Battered oil companies have been given a fillip as Goldman Sachs said a pick-up in commuting, increased car usage and global state infrastructure spending should help global oil demand return to pre-coronavirus levels by 2022.
The investment banking giant told clients in a note that demand is expected to fall by 8% this year, before rebounding 6% in 2021 and fully recovering to pre-pandemic levels by 2022.
The oil price has been slumped this year amid the Russia-Saudi Arabia price war and then a slump in fuel demand during lockdown. Brent Crude now sits around $42 a barrel, up slightly today.
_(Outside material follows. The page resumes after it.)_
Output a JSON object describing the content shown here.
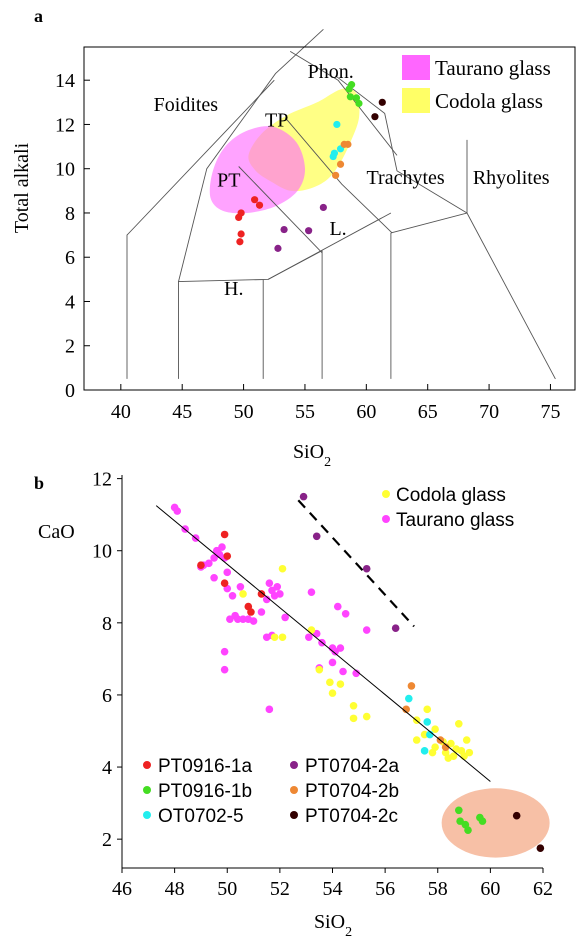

“Oil demand has already started to recover with the initial pace of recovery surprising to the upside in economies like China and India. Demand is still below normalised level with June demand estimated to be 12% below last year levels,” Goldman said.
The bank expects gas to stage the fastest demand recovery among oil products, while jet fuel consumption could suffer more as consumer confidence in air travel is likely to stay low in the absence of a vaccine.
While fuel demand is gradually recovering as lockdown measures ease, a second wave of the virus could quickly undermine the trend, according to industry data this week.
Britain’s oil majors have already moved to factor in the long-term fall in the oil price. Shell this week said it will take a $22 billion (£17.9 billion) hit for the current quarter after lowering its expectations for oil and gas prices.
The Anglo-Dutch oiler expects Brent crude to average $35 a barrel this year and $40 a barrel next year, with it rising to $60 by 2023.
Last month its arch-rival BP warned it would take a similar hit of $17.5 billion and review whether to go ahead with exploration projects in Angola, Canada, Brazil and Mexico.
BP now has prices at an average of $55 a barrel for 2021 to 2050, a 30% drop from previous estimates.